Try it for yourself. All you have to do is type one of these: “buy/sell Upwork account” or “buy/sell Fiverr account.” See what happens. Hey, you can even make demands!

You can choose a new freelance account or a well-established one that has been around for some time. The more reviews it has — the more you’ll have to pay for it. Suit yourself!

A Black Market For Freelancers Has So Much To Offer

Just in case you already have a freelance account, but you don’t want to bother with all those tests — here’s the good news. You can buy the Upwork skill test answers too.

The most amusing thing for me personally was a situation where someone actually posted a project on Freelancer dot com offering money to pass the English exam on his behalf. And, that’s not all freelance folks.

It turned out that one of my readers was a controversial IT expert — a hacker. So, one day he approached me with an “indecent proposal.” He actually wanted to help me. How? Well, he offered to change my IP address and make it possible for me to appear as if I’m a freelance writer from the USA or the UK. You name a country, he can get you a flag for your freelance account.

It goes without saying that as a “native speaker,” I would be able to charge more for my work. Of course, I said, thank you, but no thank you. Unfortunately, the damage has already been done. My faith in the “freelance system” has been shaken to the core.

I Freelance by The Rules, Why Should I Worry Or Even Care?

Now, I will do my very best not to sound pathetic, but let me put it this way.

Freelancing is an extremely fragile structure. All it takes is to remove a single brick, with the word “trust” on it, for the freelance wall to collapse in a blink of an eye.

A freelancer who doesn’t care about this black market is just like the Roman emperor Nero who enjoys the view from his balcony by neglecting one “tiny” fact. The whole city is about to disappear in flames.

What Is The Solution?

There’s a surprisingly simple and efficient solution to deal with this problem. I already wrote about the Digital Credibility in one of my previous Hacker Noon articles.

You don’t have to fight the black market by threatening the freelancers. All you have to do is to eliminate the cause that’s fueling the black market in the first place.

If a freelance website, I’m working on, allows me to use links to my personal website, Twitter, Facebook or LinkedIn profile, then it would be impossible for me to sell my freelance account. If the clients have an option to do thorough research on a freelancer, they want to hire, based on available social media information, then the real people will get the real jobs.

It’s more or less easy to buy or sell any digital account, but trying to do the same with your digital identity is a completely different thing. Your digital identity is as strong and reliable as your digital credibility is.

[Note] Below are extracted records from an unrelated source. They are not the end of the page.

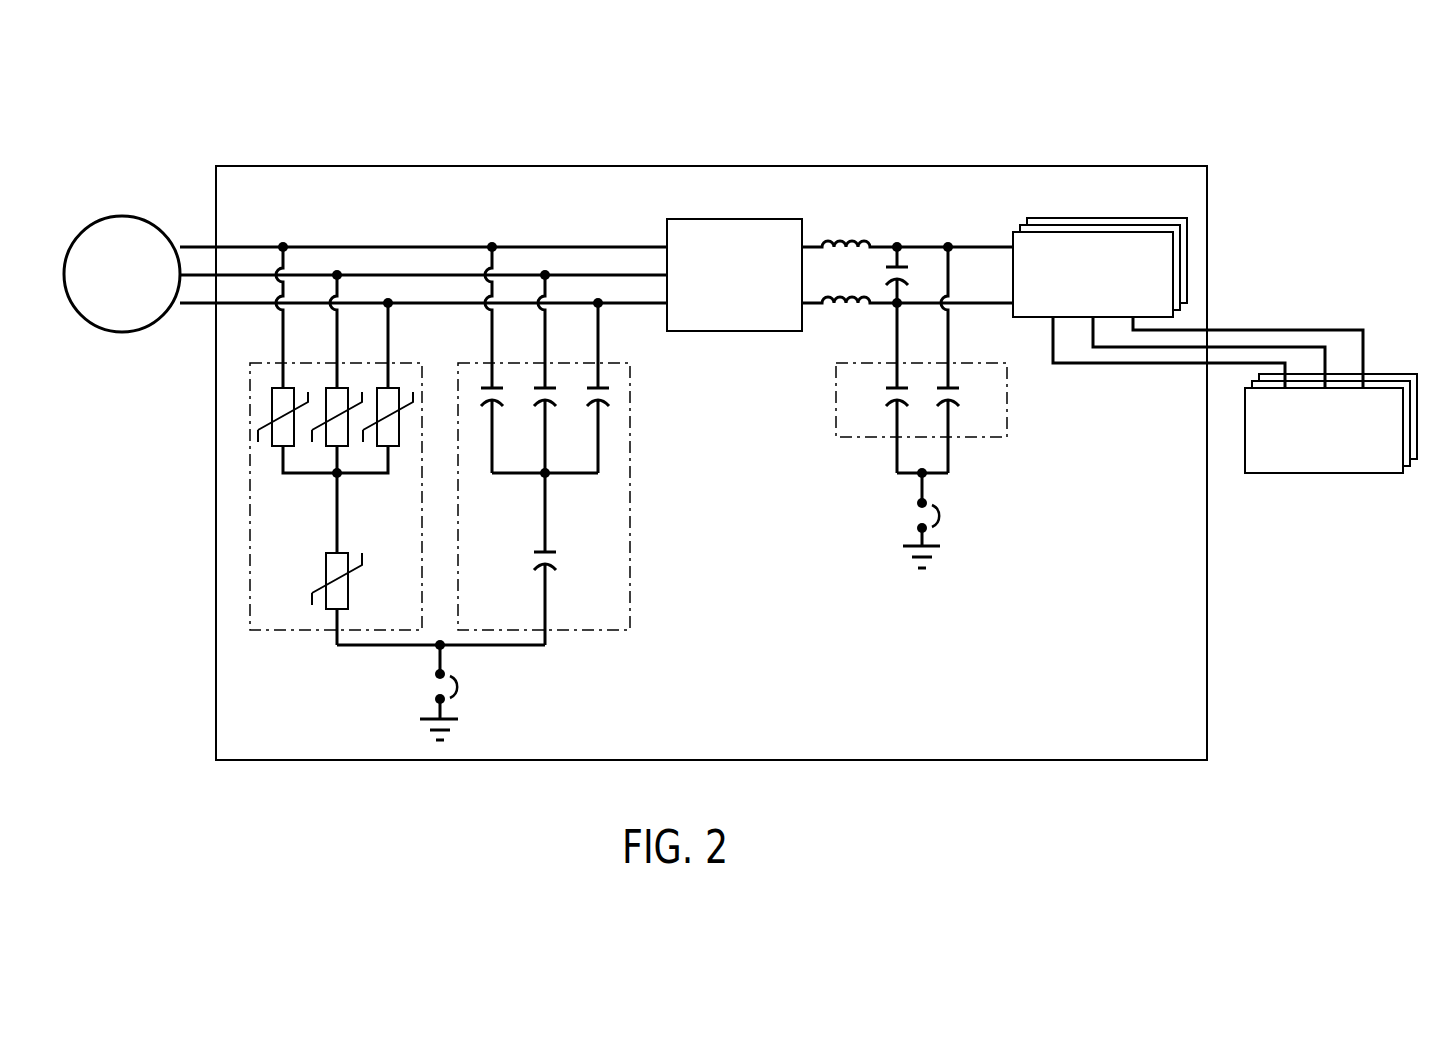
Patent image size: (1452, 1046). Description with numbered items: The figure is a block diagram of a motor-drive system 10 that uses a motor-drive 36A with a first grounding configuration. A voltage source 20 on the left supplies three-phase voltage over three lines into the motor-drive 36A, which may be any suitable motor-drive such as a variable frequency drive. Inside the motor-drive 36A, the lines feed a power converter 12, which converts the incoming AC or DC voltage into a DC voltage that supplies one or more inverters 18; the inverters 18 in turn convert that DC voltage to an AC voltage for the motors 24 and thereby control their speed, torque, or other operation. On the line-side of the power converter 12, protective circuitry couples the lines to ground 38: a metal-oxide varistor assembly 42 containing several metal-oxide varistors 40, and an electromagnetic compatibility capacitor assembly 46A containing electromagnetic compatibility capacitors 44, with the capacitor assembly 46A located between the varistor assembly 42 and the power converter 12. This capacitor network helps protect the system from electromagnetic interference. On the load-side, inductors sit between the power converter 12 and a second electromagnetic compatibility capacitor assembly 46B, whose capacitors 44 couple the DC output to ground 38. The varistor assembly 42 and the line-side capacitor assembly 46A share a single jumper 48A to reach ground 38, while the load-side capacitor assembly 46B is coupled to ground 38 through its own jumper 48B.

The motor-drive system 10 is at (1076, 103).
The power converter 12 is at (702, 219).
The inverters 18 is at (1033, 318).
The voltage source 20 is at (107, 218).
The motors 24 is at (1385, 475).
The motor-drive 36A is at (445, 165).
The ground 38 is at (457, 734).
The metal-oxide varistors 40 is at (275, 447).
The metal-oxide varistor assembly 42 is at (293, 632).
The electromagnetic compatibility capacitors 44 is at (605, 390).
The electromagnetic compatibility capacitor assembly 46A is at (632, 497).
The electromagnetic compatibility capacitor assembly 46B is at (1007, 400).
The jumper 48A is at (467, 687).
The jumper 48B is at (949, 516).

Digital credibility includes a dozen different and independent pieces of social media information, you simply can’t fake all at the same time.

What Is The Problem?

A freelancer who’s opposing the digital credibility has something to hide. A freelance platform that’s forbidding you to associate the third-party links to your freelance profile clearly treats you like its property.

If a client has to ask himself whether or not freelancers are who they claim they are, then the freelance industry is doomed. It’s that simple. Either the black market will infest the industry with the fake profiles or the digital credibility will become the gold standard of freelancing.

For the sake of all freelancers, I sure hope we aren’t too late.